In the world of Congressional votes, the truth is seldom seen, but much mischief can be made.
During the debate in Flint, Michigan, a visibly tired Sanders did a poor job of explaining the confusion. I am not a Sanders supporter, but the truth is always important.
Secretary Clinton is chastising Sanders in the Motor State for not voting for the bill that created the funding for an auto bailout. Except, it wasn’t known that the Troubled Asset Relief Program (TARP) bill, designed to bail out Wall Street banks from their subprime mortgage loan debacle that was crashing the economy, would be used to rescue the auto industry at the time Senators Sanders and Clinton voted on it. Clinton voted yay. Sanders voted nay. It was President Bush who signed the bill into law.
Later, in December 2008, the Senate took up a separate bill that would have provided rescue funds specifically for the auto industry. That bill failed to get the 60-vote filibuster-proof minimum when Republicans balked at saving General Motors GM +0.70%, Ford and Chrysler, in large part because they wanted to use the occasion to try and destroy the United Auto Workers union, which stood to benefit from a bailout by having their healthcare fund and pensions protected, and its interests prioritized over bond holders. Both Clinton and Sanders voted for this bill.
When the specific auto bailout bill failed, President-elect Obama telegraphed that he would use TARP funds after he took office to help GM and Chrysler (with Fiat controlling ownership) go through managed bankruptcies and help some auto suppliers get through the difficult period. And so he did.

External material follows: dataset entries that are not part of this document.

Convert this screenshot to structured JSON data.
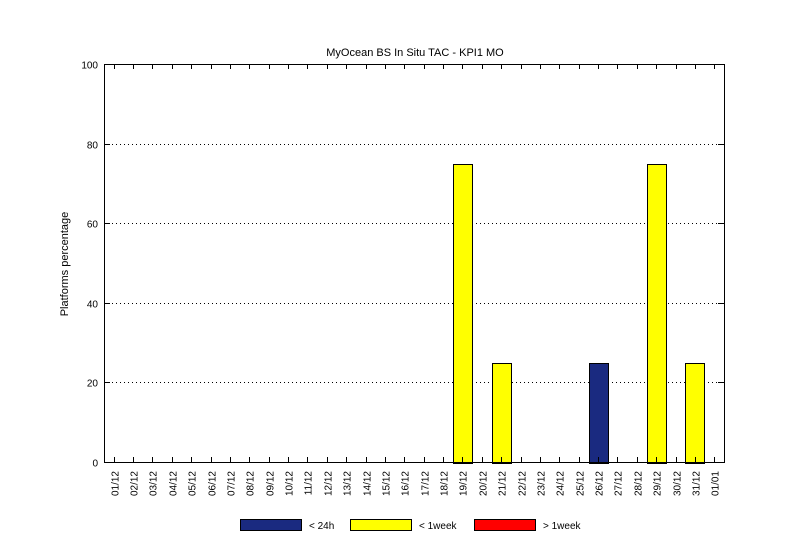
{
  "chart_data": {
    "type": "bar",
    "title": "MyOcean  BS In Situ TAC - KPI1  MO",
    "xlabel": "",
    "ylabel": "Platforms percentage",
    "ylim": [
      0,
      100
    ],
    "yticks": [
      0,
      20,
      40,
      60,
      80,
      100
    ],
    "grid": "horizontal dotted",
    "legend_position": "bottom",
    "categories": [
      "01/12",
      "02/12",
      "03/12",
      "04/12",
      "05/12",
      "06/12",
      "07/12",
      "08/12",
      "09/12",
      "10/12",
      "11/12",
      "12/12",
      "13/12",
      "14/12",
      "15/12",
      "16/12",
      "17/12",
      "18/12",
      "19/12",
      "20/12",
      "21/12",
      "22/12",
      "23/12",
      "24/12",
      "25/12",
      "26/12",
      "27/12",
      "28/12",
      "29/12",
      "30/12",
      "31/12",
      "01/01"
    ],
    "series": [
      {
        "name": "< 24h",
        "color": "#1a2a80",
        "values": [
          0,
          0,
          0,
          0,
          0,
          0,
          0,
          0,
          0,
          0,
          0,
          0,
          0,
          0,
          0,
          0,
          0,
          0,
          0,
          0,
          0,
          0,
          0,
          0,
          0,
          25,
          0,
          0,
          0,
          0,
          0,
          0
        ]
      },
      {
        "name": "< 1week",
        "color": "#ffff00",
        "values": [
          0,
          0,
          0,
          0,
          0,
          0,
          0,
          0,
          0,
          0,
          0,
          0,
          0,
          0,
          0,
          0,
          0,
          0,
          75,
          0,
          25,
          0,
          0,
          0,
          0,
          0,
          0,
          0,
          75,
          0,
          25,
          0
        ]
      },
      {
        "name": "> 1week",
        "color": "#ff0000",
        "values": [
          0,
          0,
          0,
          0,
          0,
          0,
          0,
          0,
          0,
          0,
          0,
          0,
          0,
          0,
          0,
          0,
          0,
          0,
          0,
          0,
          0,
          0,
          0,
          0,
          0,
          0,
          0,
          0,
          0,
          0,
          0,
          0
        ]
      }
    ]
  }
}
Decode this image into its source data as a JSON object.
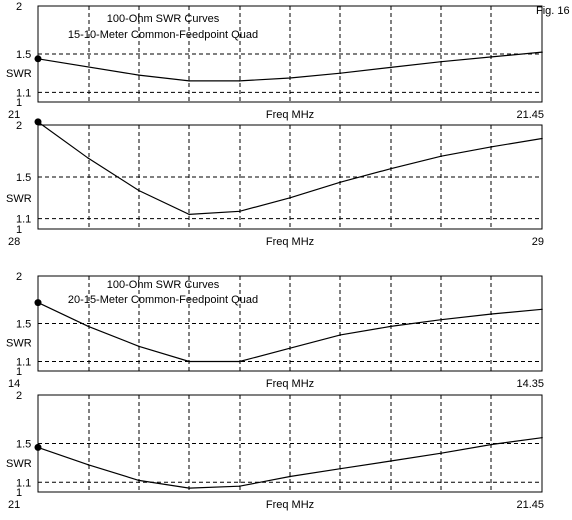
{
  "figure_label": "Fig. 16",
  "colors": {
    "background": "#ffffff",
    "ink": "#000000"
  },
  "chart_data": [
    {
      "type": "line",
      "title": [
        "100-Ohm SWR Curves",
        "15-10-Meter Common-Feedpoint Quad"
      ],
      "xlabel": "Freq MHz",
      "ylabel": "SWR",
      "x_range": [
        21,
        21.45
      ],
      "x_tick_labels": [
        "21",
        "21.45"
      ],
      "ylim": [
        1,
        2
      ],
      "y_tick_labels": [
        "1",
        "1.1",
        "1.5",
        "2"
      ],
      "grid": true,
      "x": [
        21,
        21.09,
        21.135,
        21.18,
        21.225,
        21.27,
        21.315,
        21.36,
        21.405,
        21.45
      ],
      "values": [
        1.45,
        1.28,
        1.22,
        1.22,
        1.25,
        1.3,
        1.36,
        1.42,
        1.47,
        1.52
      ],
      "marker_at_start": true
    },
    {
      "type": "line",
      "title": [],
      "xlabel": "Freq MHz",
      "ylabel": "SWR",
      "x_range": [
        28,
        29
      ],
      "x_tick_labels": [
        "28",
        "29"
      ],
      "ylim": [
        1,
        2
      ],
      "y_tick_labels": [
        "1",
        "1.1",
        "1.5",
        "2"
      ],
      "grid": true,
      "x": [
        28,
        28.1,
        28.2,
        28.3,
        28.4,
        28.5,
        28.6,
        28.7,
        28.8,
        28.9,
        29
      ],
      "values": [
        2.03,
        1.68,
        1.37,
        1.14,
        1.17,
        1.3,
        1.45,
        1.58,
        1.7,
        1.79,
        1.87
      ],
      "marker_at_start": true
    },
    {
      "type": "line",
      "title": [
        "100-Ohm SWR Curves",
        "20-15-Meter Common-Feedpoint Quad"
      ],
      "xlabel": "Freq MHz",
      "ylabel": "SWR",
      "x_range": [
        14,
        14.35
      ],
      "x_tick_labels": [
        "14",
        "14.35"
      ],
      "ylim": [
        1,
        2
      ],
      "y_tick_labels": [
        "1",
        "1.1",
        "1.5",
        "2"
      ],
      "grid": true,
      "x": [
        14,
        14.035,
        14.07,
        14.105,
        14.14,
        14.175,
        14.21,
        14.245,
        14.28,
        14.315,
        14.35
      ],
      "values": [
        1.72,
        1.47,
        1.26,
        1.1,
        1.1,
        1.24,
        1.38,
        1.47,
        1.54,
        1.6,
        1.65
      ],
      "marker_at_start": true
    },
    {
      "type": "line",
      "title": [],
      "xlabel": "Freq MHz",
      "ylabel": "SWR",
      "x_range": [
        21,
        21.45
      ],
      "x_tick_labels": [
        "21",
        "21.45"
      ],
      "ylim": [
        1,
        2
      ],
      "y_tick_labels": [
        "1",
        "1.1",
        "1.5",
        "2"
      ],
      "grid": true,
      "x": [
        21,
        21.045,
        21.09,
        21.135,
        21.18,
        21.225,
        21.27,
        21.315,
        21.36,
        21.405,
        21.45
      ],
      "values": [
        1.46,
        1.28,
        1.12,
        1.04,
        1.06,
        1.16,
        1.24,
        1.32,
        1.4,
        1.49,
        1.56
      ],
      "marker_at_start": true
    }
  ]
}
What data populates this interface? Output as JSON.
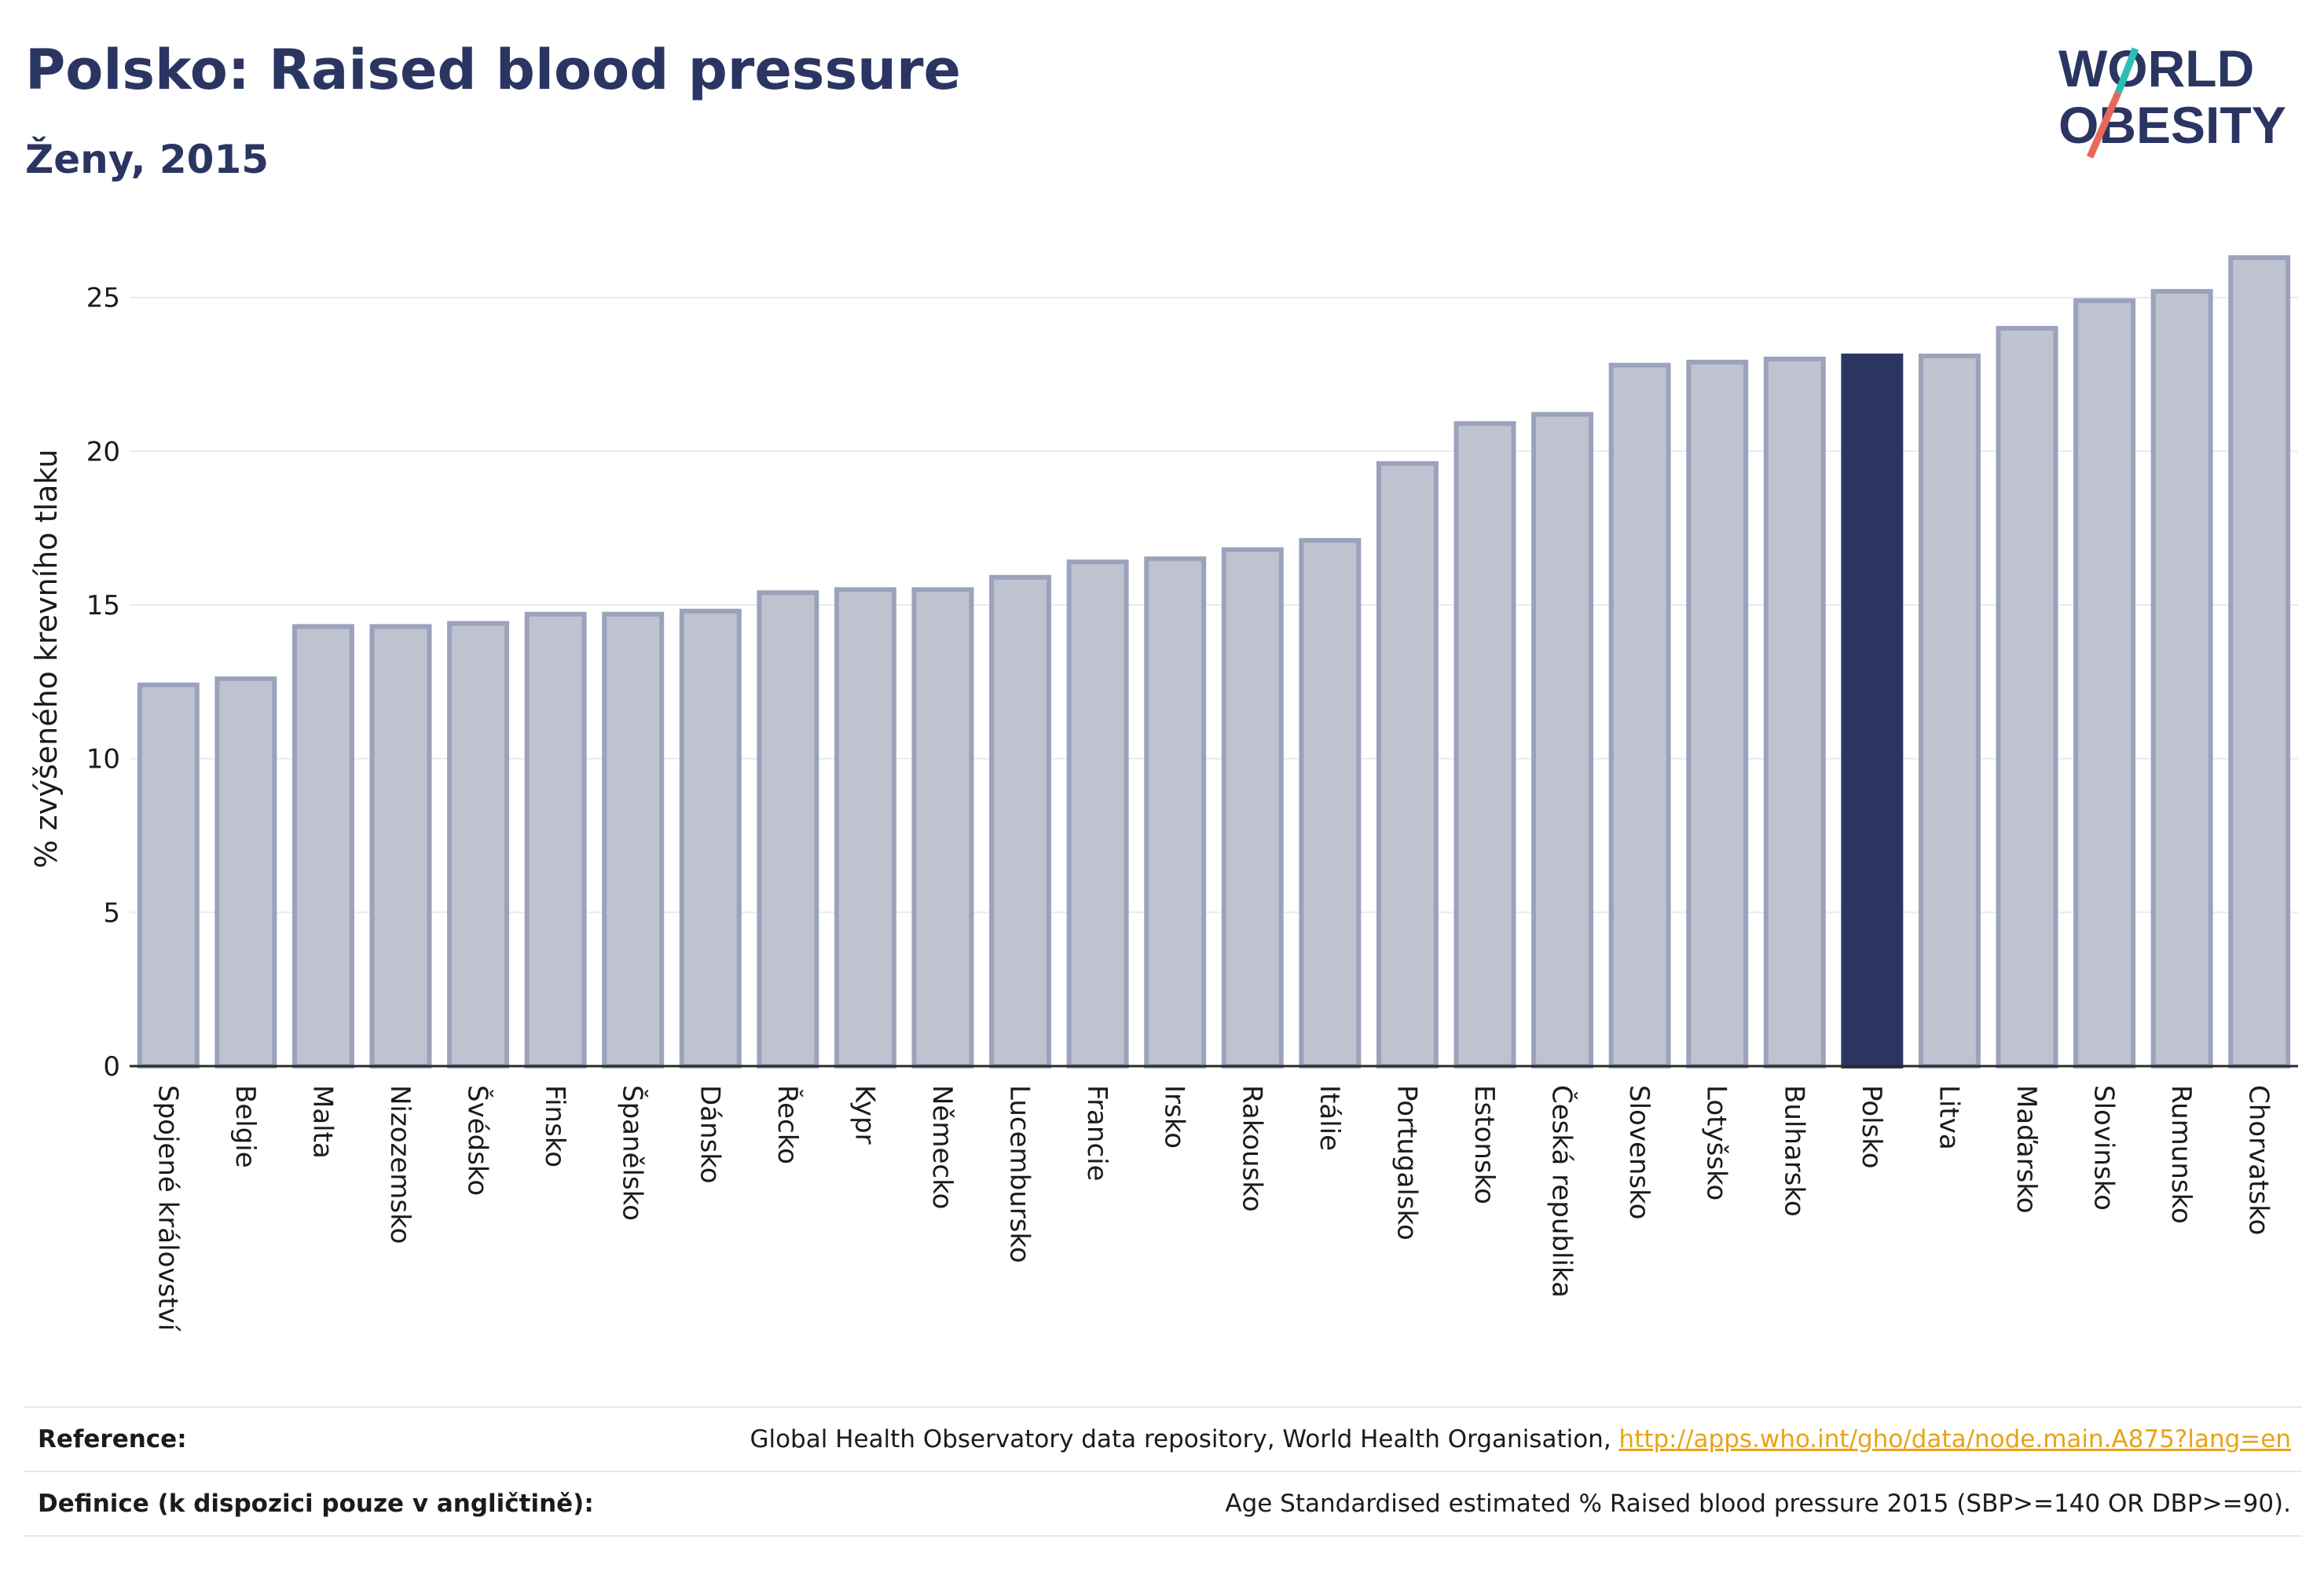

Clinton charging Sanders with not supporting the auto industry bailout is a pretty clear example of cheap election-year tactics where you hope the talking point will resonate more loudly than the fact-checkers. Sanders supported the auto industry rescue, but did not want it to be part of the TARP vote. And it was not known that TARP would be used for the auto rescue at the time of the vote.
◾️ The Vermont senator says at a Monday rally in Kalamazoo that he voted in 2008 for the rescue of the auto industry in the Senate when it was a stand-alone issue and not included in a bailout for Wall Street. The Senate measure ultimately failed and President George W. Bush approved more than $13 billion in federal aid to the automakers.